Score-P – Scalable Performance Measurement Infrastructure for Parallel Codes- The Score-P measurement infrastructure is a highly scalable and easy-to-use tool suite for profiling, event tracing, and online analysis of HPC applications. It has been created in the German BMBF project SILC and the US DOE project PRIMA and will be maintained and enhanced in a number of follow-up projects such as LMAC, Score-E, and HOPSA. Score-P is developed under a BSD 3-Clause License and governed by a meritocratic governance model.



Dimemas is a performance analysis tool for message-passing programs. It enables the user to develop and tune parallel applications on a workstation, while providing an accurate prediction of their performance on the parallel target machine. The Dimemas simulator reconstructs the time behavior of a parallel application on a machine modeled by a set of performance parameters. Thus, performance experiments can be done easily. The supported target architecture classes include networks of workstations, single and clustered SMPs, distributed memory parallel computers, and even heterogeneous systems.

For communication, a linear performance model is used, but some non-linear effects such as network conflicts are taken into account. The simulator allows specifying different task to node mappings.
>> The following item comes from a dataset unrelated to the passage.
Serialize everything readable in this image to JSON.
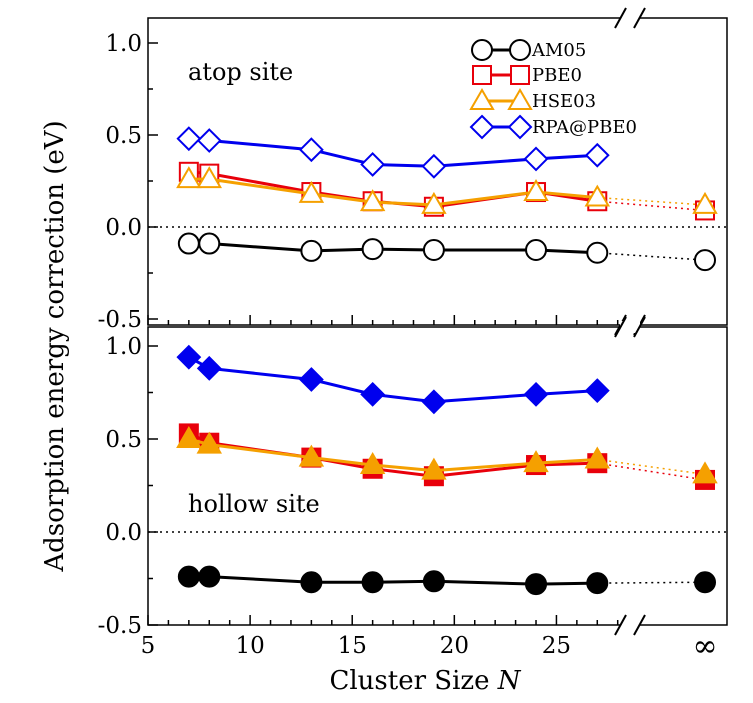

Dimemas generates trace files that are suitable for Paraver enabling the user to conveniently examine any performance problems indicated by a simulator run. The analysis module performs critical path analysis reporting the total CPU usage of different code blocks, as well as their importance for the program execution time. Based on a statistical evaluation of synthetically perturbed traces and architectural parameters, the importance of different performance parameters and the benefits of particular code optimizations can be analyzed.



Cube, which is used as performance report explorer for Scalasca and Score-P, is a generic tool for displaying a multi-dimensional performance space consisting of the dimensions (i) performance metric, (ii) call path, and (iii) system resource. Each dimension can be represented as a tree, where non-leaf nodes of the tree can be collapsed or expanded to achieve the desired level of granularity. In addition, Cube can display multi-dimensional Cartesian process topologies.
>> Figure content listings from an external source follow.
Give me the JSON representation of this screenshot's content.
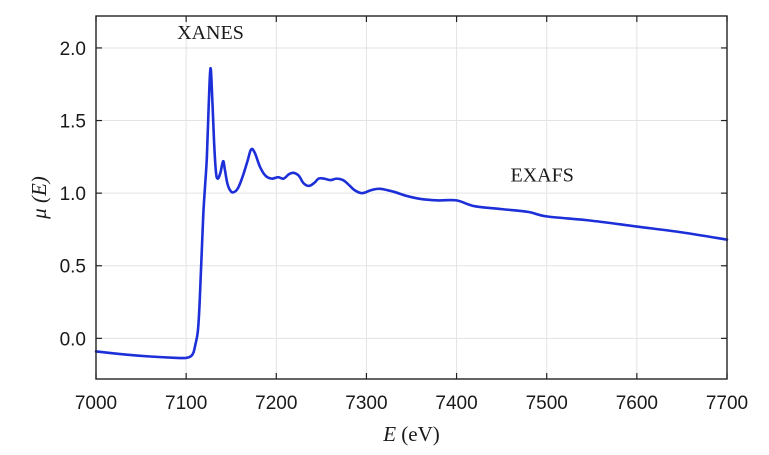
{
  "chart_data": {
    "type": "line",
    "title": "",
    "xlabel_var": "E",
    "xlabel_unit": "(eV)",
    "ylabel_var": "μ",
    "ylabel_arg": "(E)",
    "xlim": [
      7000,
      7700
    ],
    "ylim": [
      -0.28,
      2.22
    ],
    "grid": true,
    "x_ticks": [
      7000,
      7100,
      7200,
      7300,
      7400,
      7500,
      7600,
      7700
    ],
    "x_tick_labels": [
      "7000",
      "7100",
      "7200",
      "7300",
      "7400",
      "7500",
      "7600",
      "7700"
    ],
    "y_ticks": [
      0.0,
      0.5,
      1.0,
      1.5,
      2.0
    ],
    "y_tick_labels": [
      "0.0",
      "0.5",
      "1.0",
      "1.5",
      "2.0"
    ],
    "series": [
      {
        "color": "#1c2fd8",
        "points": [
          [
            7000,
            -0.09
          ],
          [
            7030,
            -0.11
          ],
          [
            7060,
            -0.125
          ],
          [
            7090,
            -0.135
          ],
          [
            7100,
            -0.135
          ],
          [
            7105,
            -0.125
          ],
          [
            7108,
            -0.1
          ],
          [
            7110,
            -0.05
          ],
          [
            7113,
            0.05
          ],
          [
            7115,
            0.25
          ],
          [
            7117,
            0.55
          ],
          [
            7119,
            0.85
          ],
          [
            7121,
            1.05
          ],
          [
            7123,
            1.25
          ],
          [
            7125,
            1.6
          ],
          [
            7127,
            1.86
          ],
          [
            7129,
            1.65
          ],
          [
            7131,
            1.35
          ],
          [
            7133,
            1.15
          ],
          [
            7135,
            1.1
          ],
          [
            7138,
            1.14
          ],
          [
            7141,
            1.22
          ],
          [
            7143,
            1.16
          ],
          [
            7146,
            1.06
          ],
          [
            7150,
            1.01
          ],
          [
            7154,
            1.01
          ],
          [
            7158,
            1.04
          ],
          [
            7163,
            1.12
          ],
          [
            7168,
            1.22
          ],
          [
            7172,
            1.3
          ],
          [
            7176,
            1.28
          ],
          [
            7182,
            1.18
          ],
          [
            7188,
            1.12
          ],
          [
            7195,
            1.1
          ],
          [
            7202,
            1.11
          ],
          [
            7208,
            1.1
          ],
          [
            7214,
            1.13
          ],
          [
            7219,
            1.14
          ],
          [
            7225,
            1.12
          ],
          [
            7230,
            1.07
          ],
          [
            7236,
            1.05
          ],
          [
            7242,
            1.07
          ],
          [
            7247,
            1.1
          ],
          [
            7253,
            1.1
          ],
          [
            7260,
            1.09
          ],
          [
            7267,
            1.1
          ],
          [
            7274,
            1.09
          ],
          [
            7280,
            1.06
          ],
          [
            7287,
            1.02
          ],
          [
            7295,
            1.0
          ],
          [
            7305,
            1.02
          ],
          [
            7315,
            1.03
          ],
          [
            7330,
            1.01
          ],
          [
            7345,
            0.98
          ],
          [
            7360,
            0.96
          ],
          [
            7380,
            0.95
          ],
          [
            7400,
            0.95
          ],
          [
            7420,
            0.91
          ],
          [
            7450,
            0.89
          ],
          [
            7480,
            0.87
          ],
          [
            7500,
            0.84
          ],
          [
            7550,
            0.81
          ],
          [
            7600,
            0.77
          ],
          [
            7650,
            0.73
          ],
          [
            7700,
            0.68
          ]
        ]
      }
    ],
    "annotations": [
      {
        "text": "XANES",
        "x": 7127,
        "y": 2.06
      },
      {
        "text": "EXAFS",
        "x": 7495,
        "y": 1.08
      }
    ]
  }
}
Scalasca is a software tool that supports the performance optimization of parallel programs by measuring and analyzing their runtime behavior. The analysis identifies potential performance bottlenecks – in particular those concerning communication and synchronization – and offers guidance in exploring their causes.



Paraver is a very flexible data browser that is part of the CEPBA-Tools toolkit. Its analysis power is based on two main pillars. First, its trace format has no semantics; extending the tool to support new performance data or new programming models requires no changes to the visualizer, just to capture such data in a Paraver trace. The second pillar is that the metrics are not hardwired on the tool but programmed. To compute them, the tool offers a large set of time functions, a filter module, and a mechanism to combine two time lines. This approach allows displaying a huge number of metrics with the available data. To capture the experts knowledge, any view or set of views can be saved as a Paraver configuration file. After that, re-computing the view with new data is as simple as loading the saved file. The tool has been demonstrated to be very useful for performance analysis studies, giving much more details about the applications behaviour than most performance tools. Some Paraver features are the support for:

  • Detailed quantitative analysis of program performance
  • Concurrent comparative analysis of several traces
  • Customizable semantics of the visualized information
  • Cooperative work, sharing views of the tracefile
  • Building of derived metrics



Extrae profiling tool, developed by BSC, can very quickly produce very large trace files, which can take several minutes to load into Paraver, the tool used to view the traces. These trace files can be kept to a more manageable size by using Extrae’s API to turn the tracing on and off as needed. For example, the user might only want to record data for two or three time steps. This API was previously only available for codes developed in C, C++ and Fortran but now it also supports Python codes using MPI.